The number of patients attending an HIV/genito-urinary clinic in London, England, who identified themselves as originating from the former Yugoslavia increased significantly from 1991-96. These refugees are considered at increased risk of tuberculosis, hepatitis B carriage, scabies, and lice infestation. A retrospective case review was conducted of the 196 such patients (117 women and 79 men); their mean age was 27.2 years. 48% of Yugoslavian refugees, compared with 30.4% of age-matched UK controls presenting to the same clinic, reported no contraceptive use.
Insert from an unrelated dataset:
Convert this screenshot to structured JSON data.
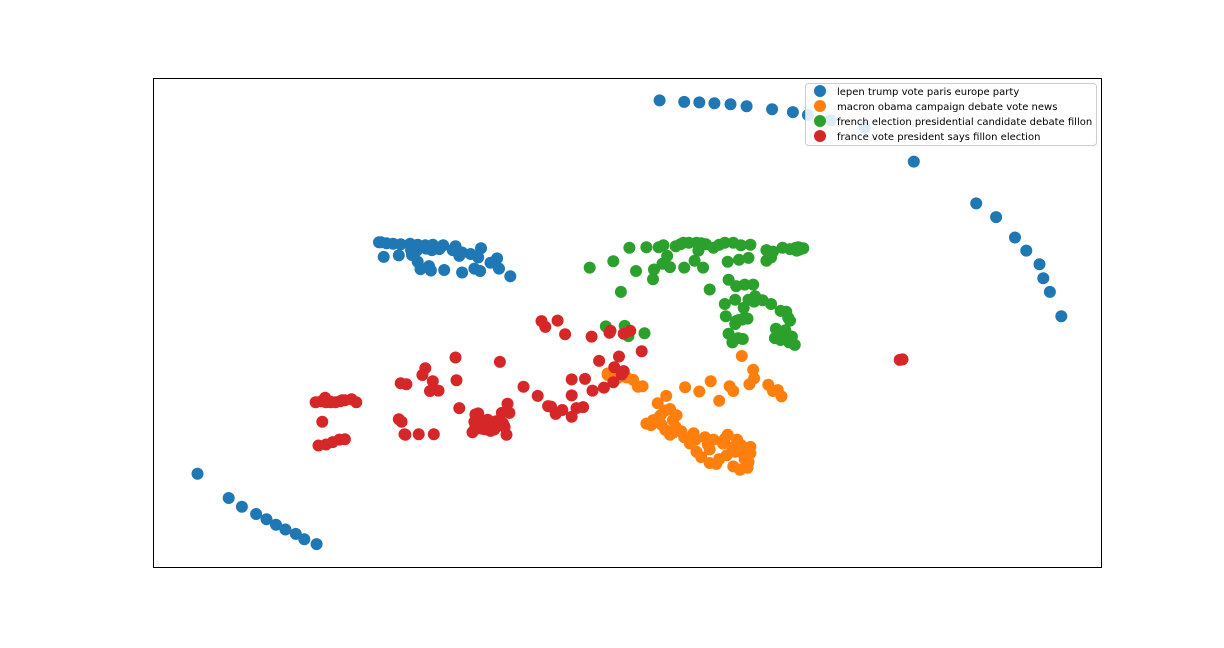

The methods most commonly selected by Yugoslavians were condoms (32.7%) and combined oral contraceptives (27.8%). 30.5% of refugee women, compared with 17.5% of controls, had never had a cervical smear; the proportions with an abnormal smear were 40% and 21.2%, respectively. 31.9% of Yugoslavian women, compared with 20.4% of controls, reported one more previous pregnancy termination. 34% of Yugoslavians and 27% of controls presented with a sexually transmitted disease (STD); the proportions with a previous STD history were 17.5% and 20.1%, respectively. Hepatitis B prevalence was similar in both groups: 11.8% and 13%, respectively. Overall, these findings indicate that refugees from the former Yugoslavia have a number of unmet sexual health needs, especially women, who have a high incidence of past induced abortion, a failure to access cervical screening programs, and a need for contraception.